広島では2010年を過ぎてもすべての電車が国鉄時代の車両だった(ぺ有家音さん撮影、Wikimedia Commonsより) 
広島では2010年を過ぎてもすべての電車が国鉄時代の車両だった(ぺ有家音さん撮影、Wikimedia Commonsより) 

とはいえ、民営化から20年が経っても新型式の電車が導入されず老朽化だけが進む有様から、さすがに「懐かしい」だけで済む話ではなくなりつつあった。また2009年頃から車体の黄色一色への塗り替えが始まったが、これが黄色をもじって「末期色(まっきいろ)」とも揶揄されるようになり、より自虐的なニュアンスが込められるようになった。

「瀬戸内の陽光」をイメージしたという黄色だが、東京の総武線などを連想させる色合い
「瀬戸内の陽光」をイメージしたという黄色だが、東京の総武線などを連想させる色合い

そんな広島エリアだったが15年にようやく新型車両「227系」の導入が始まる。実に国鉄時代から32年ぶりの新型電車導入だった。そして来る19年3月の改正で山陽線・呉線・可部線のすべての電車が227系に統一され、民営化から32年、平成最後の年にようやく「国鉄広島」が終焉に近づいている。

227系導入時点で完全置き換えの目途は立っていたが、正式にすべての電車の置き換え時期が定まったことで、かつての国鉄型ばかりの時代を知る人達が感慨深げの様子だ。

227系
227系

リニューアルで生まれ変わったホーム(Inaji pcさん撮影、 Wikimedia Commonsより)
リニューアルで生まれ変わったホーム(Inaji pcさん撮影、 Wikimedia Commonsより)

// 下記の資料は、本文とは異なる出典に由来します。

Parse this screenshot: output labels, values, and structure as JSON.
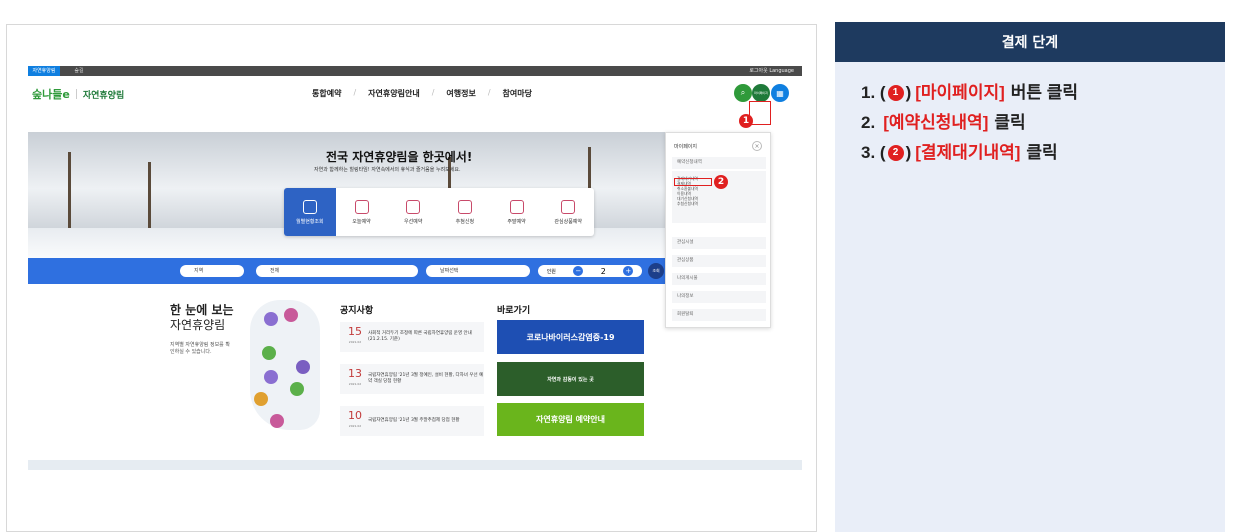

また長らく低迷していた広島東洋カープも13年に初のCS進出を決めると、16年からこの18年までセ・リーグ3連覇を達成し黄金時代を築き上げるなど、広島の街は盛り上がりを見せている。停滞の時代から躍進に移るのと軌を一にするかのように、国鉄生まれの電車は記憶の中に消えていく。

どうなる「カープ電車」

もっとも消えていく国鉄型車両の中には、車体にカープのラッピングを施して真っ赤になった、人気の高い「カープラッピングトレイン」や、同じくサンフレッチェ広島仕様「サンフレッチェ応援ラッピングトレイン」もある。

写真は2017年シーズンのもの(khws4v1さん撮影、Wikimedia Commonsより)
写真は2017年シーズンのもの(khws4v1さん撮影、Wikimedia Commonsより)

これまでは115系で運転されていたが、来春115系は広島から全面撤退。今後の運転計画についてJR西日本広島支社に聞いてみると、

「来年も運行する方針ですが、どのような運転形態になるかは未定です」

とのことだった。227系はステンレス車体で、これまでの115系のように全面塗装するとなると手間がかかるが、これらの電車だけ115系になるか、227系を起用するかも全く未定だそうだ。

また同じ広島支社管内でも下関などの山口県内エリアや、東隣の岡山支社エリアでは国鉄型車両の全面的置き換えはアナウンスされていない。このために下関や岡山が逆に「国鉄下関」「国鉄岡山」などとネタにされたりもしているが、こちらもいつ置き換えが始まってもおかしくない状況である。

着実に新しい時代に入っている山陽の鉄道。「国鉄広島」の悲哀がまじった記憶も、笑って思い出せる時代に来ているようだ。